Hi folks, speckle-sharp/Objects/Objects/Geometry/Extrusion.cs at main · specklesystems/speckle-sharp · GitHub is marked as obsolete, but I can’t find a useful replacement. I think this would be very useful functionality to have for Automate, as defining a profile and a direction is easy to write abstractly if the desktop app can perform the extrusion on load.

Be good to understand the thinking as to why it’s obsolete, and let me know if there are alternatives we should be looking at.

Hi @chris.welch,

We don’t currently send extrusions in any connector, and haven’t for a while, and no connector is able to receive (except perhaps rhino, there is a function that exists, but since it hasn’t been part of our internal testing for more than a year, I wouldn’t rely on it working as expected)

Authoring geometry in Automate is an interesting use case, I’d love to hear more about what you’re trying to achieve.

When you’re doing geometry generation in the cloud you want to get the biggest bang for your buck from the smallest amount of geometry code, simply because of the complexity of working in the dark.

You can get very far with just extrusions.

If you look at Elements/Elements/src at master · hypar-io/Elements · GitHub, a huge amount of the geometric generation work they do is done by specifying profiles and thicknesses - columns, beams, rooms, floors, walls, etc.

My expectation would be to be able to say “create an extrusion based on this profile” in Speckle, open, say, Rhino, and have that extrusion performed on import and the outcome geometry rendered.

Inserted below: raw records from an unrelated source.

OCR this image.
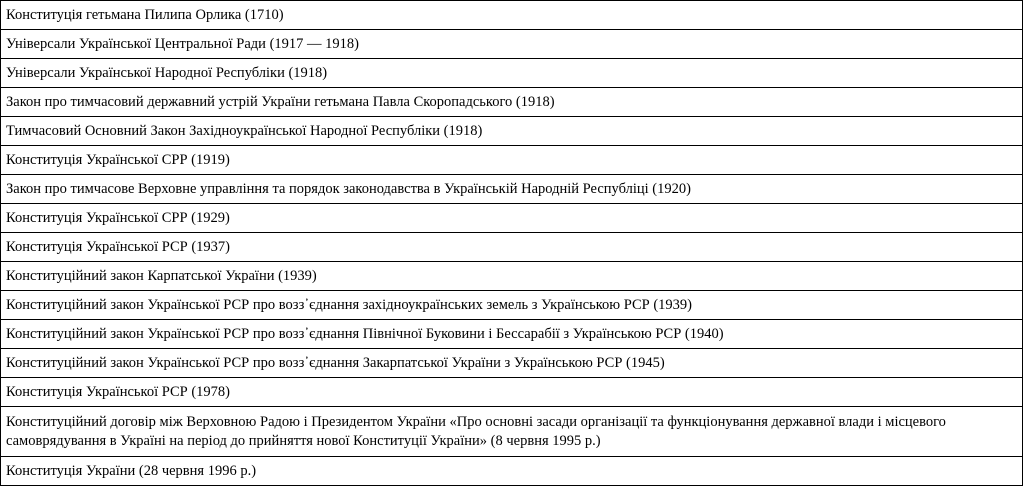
Конституція гетьмана Пилипа Орлика (1710)
Універсали Української Центральної Ради (1917 — 1918)
Універсали Української Народної Республіки (1918)
Закон про тимчасовий державний устрій України гетьмана Павла Скоропадського (1918)
Тимчасовий Основний Закон Західноукраїнської Народної Республіки (1918)
Конституція Української СРР (1919)
Закон про тимчасове Верховне управління та порядок законодавства в Українській Народній Республіці (1920)
Конституція Української СРР (1929)
Конституція Української РСР (1937)
Конституційний закон Карпатської України (1939)
Конституційний закон Української РСР про возз᾽єднання західноукраїнських земель з Українською РСР (1939)
Конституційний закон Української РСР про возз᾽єднання Північної Буковини і Бессарабії з Українською РСР (1940)
Конституційний закон Української РСР про возз᾽єднання Закарпатської України з Українською РСР (1945)
Конституція Української РСР (1978)
Конституційний договір між Верховною Радою і Президентом України «Про основні засади організації та функціонування державної влади і місцевого самоврядування в Україні на період до прийняття нової Конституції України» (8 червня 1995 р.)
Конституція України (28 червня 1996 р.)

No expectation that this process would result in any preview data in Speckle btw, I think it’s totally fine to say “we rely on the geometry kernel of the CAD/BIM product for that”

Some of that is handled already in Speckle through the BIM types - which are set up to work perfectly already in automate. An extrusion is like a BIM type, a set of instructions for how to generate the geometry.

Our alternative otherwise is to actually have to define the output Solid which is both heavier and much harder to write.